Au plan pratique et de la sécurité :

 

- le fait que la rue de la Fontaine soit étroite … d’où des problèmes de circulation et donc de sécurité pour une nouvelle construction susceptible d’utiliser des engins lourds;

 

- la nécessité d’un raccordement au tout-à-l’égout pour cette éventuelle nouvelle résidence secondaire, au moment même où des besoins restent à satisfaire concernant d’autres habitations prioritaires en raison des péripéties de la station d’épuration (par exemple des logements sociaux) ;

 

- enfin, très préoccupante,  l’existence d’une faille rocheuse qui est une grotte pénétrant déjà d’environ 8 mètres sous le bas du terrain n° 52, commentée ainsi par l’une des participantes : « Quand on connaît l’évolution rapide de la côte, avec actuellement un littoral très « agressé », on peut s’interroger sur le devenir du sentier côtier (GR 34) : deviendra t-il de plus en plus dangereux ? et si oui, faudra t-il le détourner … éventuellement le remplacer par un passage dans la rue de la Fontaine ? » …

 

Au plan esthétique :

 

- un nouvel exemple « d’habitat à volets fermés » également appelé « effet de barre » puisqu’il s’agit d’un projet de résidence secondaire ;

 

- Le risque de « récidive » de ce particulier concernant l’installation d’un grillage en bordure du sentier côtier pour fermer le terrain au sud (cf. cas bien connu maintenant de Rospico en Névez)

  

Au plan écologique :

 

- la perte de 5 325 m2 de lande avec toute la flore et la faune typique qui s’y trouvent … où qui s’y trouvaient puisque un arasement de terrain et la destruction d’une partie de talus ont déjà été réalisés par ce particulier en 2003.

 

- tout le monde s’accorde pour souligner l’importance de préserver le plus possible ce qui reste de « nature » sur la côte pour les générations futures ; c’est pourquoi il ne faut absolument pas perdre la grande surface de lande de la parcelle A 52 ni laisser supprimer la vue panoramique qui va de Port-Blanc jusqu’à l’Ile de Groix et s’offre actuellement à tous ceux qui remontent la rue de la Fontaine.

 

 

Conclusion

 

Il faut continuer la mobilisation contre le « projet Abiven » !

 

YES, WE CAN !

 

 

E. Dumont

CA de DCE

 

 

(*) Par avance, nous prions les représentants des huit associations réunies le 2 juillet d’excuser les imperfections de ce compte rendu basé sur de simples notes manuscrites prises « à la volée » tout en participant à la discussion.
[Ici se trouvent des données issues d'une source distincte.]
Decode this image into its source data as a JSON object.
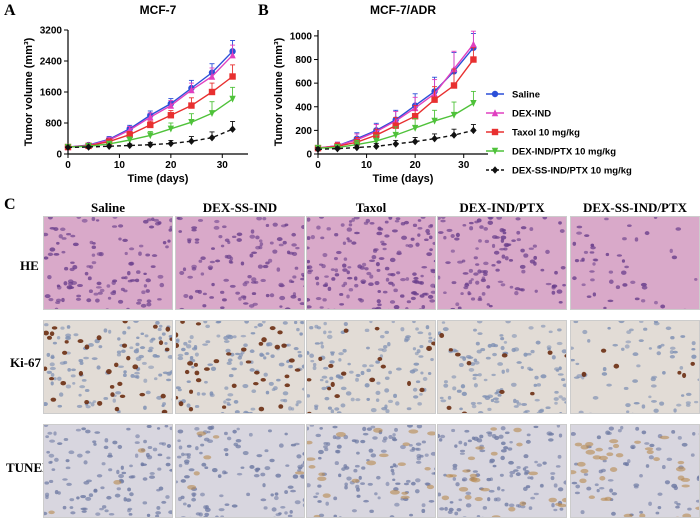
{
  "panels": {
    "a_letter": "A",
    "b_letter": "B",
    "c_letter": "C"
  },
  "chart_data": [
    {
      "type": "line",
      "title": "MCF-7",
      "xlabel": "Time (days)",
      "ylabel": "Tumor volume (mm³)",
      "xlim": [
        0,
        35
      ],
      "ylim": [
        0,
        3200
      ],
      "xticks": [
        0,
        10,
        20,
        30
      ],
      "yticks": [
        0,
        800,
        1600,
        2400,
        3200
      ],
      "x": [
        0,
        4,
        8,
        12,
        16,
        20,
        24,
        28,
        32
      ],
      "series": [
        {
          "name": "Saline",
          "color": "#2b4fd8",
          "marker": "circle",
          "dashed": false,
          "values": [
            180,
            230,
            380,
            650,
            1000,
            1300,
            1700,
            2100,
            2650
          ],
          "errors": [
            30,
            40,
            70,
            90,
            110,
            130,
            200,
            230,
            280
          ]
        },
        {
          "name": "DEX-IND",
          "color": "#e040c0",
          "marker": "triangle",
          "dashed": false,
          "values": [
            180,
            220,
            360,
            620,
            950,
            1250,
            1650,
            2000,
            2550
          ],
          "errors": [
            30,
            40,
            70,
            90,
            110,
            130,
            180,
            220,
            260
          ]
        },
        {
          "name": "Taxol 10 mg/kg",
          "color": "#e83030",
          "marker": "square",
          "dashed": false,
          "values": [
            180,
            210,
            320,
            500,
            750,
            1000,
            1250,
            1600,
            2000
          ],
          "errors": [
            30,
            40,
            60,
            80,
            100,
            120,
            200,
            230,
            300
          ]
        },
        {
          "name": "DEX-IND/PTX 10 mg/kg",
          "color": "#4fc23a",
          "marker": "triangle-down",
          "dashed": false,
          "values": [
            180,
            200,
            260,
            360,
            480,
            650,
            820,
            1050,
            1420
          ],
          "errors": [
            30,
            40,
            60,
            80,
            100,
            150,
            220,
            300,
            300
          ]
        },
        {
          "name": "DEX-SS-IND/PTX 10 mg/kg",
          "color": "#111111",
          "marker": "diamond",
          "dashed": true,
          "values": [
            170,
            180,
            200,
            220,
            240,
            270,
            330,
            420,
            640
          ],
          "errors": [
            20,
            20,
            30,
            40,
            60,
            80,
            120,
            150,
            200
          ]
        }
      ],
      "legend": "none"
    },
    {
      "type": "line",
      "title": "MCF-7/ADR",
      "xlabel": "Time (days)",
      "ylabel": "Tumor volume (mm³)",
      "xlim": [
        0,
        35
      ],
      "ylim": [
        0,
        1050
      ],
      "xticks": [
        0,
        10,
        20,
        30
      ],
      "yticks": [
        0,
        200,
        400,
        600,
        800,
        1000
      ],
      "x": [
        0,
        4,
        8,
        12,
        16,
        20,
        24,
        28,
        32
      ],
      "series": [
        {
          "name": "Saline",
          "color": "#2b4fd8",
          "marker": "circle",
          "dashed": false,
          "values": [
            50,
            70,
            130,
            200,
            290,
            410,
            530,
            700,
            900
          ],
          "errors": [
            20,
            30,
            50,
            60,
            80,
            100,
            120,
            160,
            120
          ]
        },
        {
          "name": "DEX-IND",
          "color": "#e040c0",
          "marker": "triangle",
          "dashed": false,
          "values": [
            50,
            70,
            120,
            190,
            280,
            390,
            510,
            720,
            930
          ],
          "errors": [
            20,
            30,
            50,
            60,
            80,
            90,
            120,
            150,
            110
          ]
        },
        {
          "name": "Taxol 10 mg/kg",
          "color": "#e83030",
          "marker": "square",
          "dashed": false,
          "values": [
            50,
            65,
            100,
            160,
            240,
            320,
            460,
            580,
            800
          ],
          "errors": [
            20,
            30,
            40,
            50,
            70,
            90,
            110,
            140,
            100
          ]
        },
        {
          "name": "DEX-IND/PTX 10 mg/kg",
          "color": "#4fc23a",
          "marker": "triangle-down",
          "dashed": false,
          "values": [
            50,
            55,
            80,
            110,
            160,
            220,
            280,
            330,
            430
          ],
          "errors": [
            20,
            25,
            35,
            50,
            70,
            80,
            90,
            110,
            100
          ]
        },
        {
          "name": "DEX-SS-IND/PTX 10 mg/kg",
          "color": "#111111",
          "marker": "diamond",
          "dashed": true,
          "values": [
            40,
            45,
            55,
            65,
            85,
            105,
            130,
            160,
            200
          ],
          "errors": [
            15,
            15,
            20,
            25,
            30,
            35,
            40,
            50,
            50
          ]
        }
      ],
      "legend": "right"
    }
  ],
  "legend_entries": [
    {
      "name": "Saline",
      "color": "#2b4fd8",
      "marker": "circle",
      "dashed": false
    },
    {
      "name": "DEX-IND",
      "color": "#e040c0",
      "marker": "triangle",
      "dashed": false
    },
    {
      "name": "Taxol 10 mg/kg",
      "color": "#e83030",
      "marker": "square",
      "dashed": false
    },
    {
      "name": "DEX-IND/PTX 10 mg/kg",
      "color": "#4fc23a",
      "marker": "triangle-down",
      "dashed": false
    },
    {
      "name": "DEX-SS-IND/PTX 10 mg/kg",
      "color": "#111111",
      "marker": "diamond",
      "dashed": true
    }
  ],
  "micrographs": {
    "columns": [
      "Saline",
      "DEX-SS-IND",
      "Taxol",
      "DEX-IND/PTX",
      "DEX-SS-IND/PTX"
    ],
    "rows": [
      "HE",
      "Ki-67",
      "TUNEL"
    ],
    "row_colors": {
      "HE": {
        "bg": "#d9a9c9",
        "cell": "#6a3f8c"
      },
      "Ki-67": {
        "bg": "#e2dcd6",
        "cell": "#7d8fb3"
      },
      "TUNEL": {
        "bg": "#d8d6df",
        "cell": "#6e7aa3"
      }
    },
    "ki67_positive_fraction": [
      0.25,
      0.25,
      0.12,
      0.08,
      0.04
    ],
    "tunel_positive_fraction": [
      0.02,
      0.04,
      0.15,
      0.18,
      0.25
    ]
  }
}
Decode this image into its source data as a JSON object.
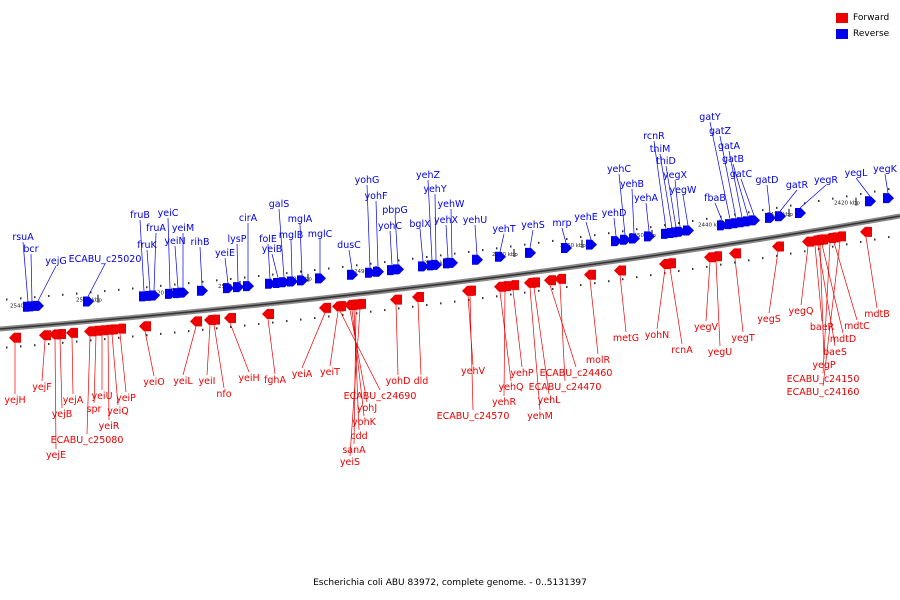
{
  "legend": {
    "forward_label": "Forward",
    "reverse_label": "Reverse",
    "forward_color": "#ee0000",
    "reverse_color": "#0000ee"
  },
  "caption": "Escherichia coli ABU 83972, complete genome. - 0..5131397",
  "ticks": [
    "2540 kbp",
    "2530 kbp",
    "2520 kbp",
    "2510 kbp",
    "2500 kbp",
    "2490 kbp",
    "2480 kbp",
    "2470 kbp",
    "2460 kbp",
    "2450 kbp",
    "2440 kbp",
    "2430 kbp",
    "2420 kbp"
  ],
  "reverse_genes": [
    "rsuA",
    "bcr",
    "yejG",
    "ECABU_c25020",
    "fruB",
    "fruA",
    "fruK",
    "yeiC",
    "yeiM",
    "yeiN",
    "rihB",
    "yeiE",
    "lysP",
    "cirA",
    "folE",
    "yeiB",
    "galS",
    "mglB",
    "mglA",
    "mglC",
    "dusC",
    "yohG",
    "yohF",
    "yohC",
    "pbpG",
    "bglX",
    "yehZ",
    "yehY",
    "yehX",
    "yehW",
    "yehU",
    "yehT",
    "yehS",
    "mrp",
    "yehE",
    "yehD",
    "yehC",
    "yehB",
    "yehA",
    "rcnR",
    "thiM",
    "thiD",
    "yegX",
    "yegW",
    "fbaB",
    "gatY",
    "gatZ",
    "gatA",
    "gatB",
    "gatC",
    "gatD",
    "gatR",
    "yegR",
    "yegL",
    "yegK"
  ],
  "forward_genes": [
    "yejH",
    "yejF",
    "yejB",
    "yejA",
    "yeiU",
    "spr",
    "yeiP",
    "yeiQ",
    "yeiR",
    "ECABU_c25080",
    "yejE",
    "yeiO",
    "yeiL",
    "yeiI",
    "nfo",
    "yeiH",
    "fghA",
    "yeiA",
    "yeiT",
    "ECABU_c24690",
    "yohJ",
    "yohK",
    "cdd",
    "sanA",
    "yeiS",
    "yohD",
    "dld",
    "yehV",
    "ECABU_c24570",
    "yehQ",
    "yehR",
    "yehP",
    "yehL",
    "yehM",
    "ECABU_c24460",
    "ECABU_c24470",
    "molR",
    "metG",
    "yohN",
    "rcnA",
    "yegV",
    "yegU",
    "yegT",
    "yegS",
    "yegQ",
    "yegP",
    "baeR",
    "baeS",
    "mdtD",
    "mdtC",
    "mdtB",
    "ECABU_c24150",
    "ECABU_c24160"
  ]
}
Nous n’avions pas le temps de les recontacter pour une relecture collective : l’enquête publique s’achève le 10 juillet et il reste encore beaucoup à faire en terme de mobilisation …

(**) Nous aurons l’occasion d’en reparler sur ce blog dans un nouvel article en cours. 

(***) PLU : Plan local d’urbanisme – SCOT : Schéma de cohérence territoriale – PADD : Plan d’aménagement et de développement durable.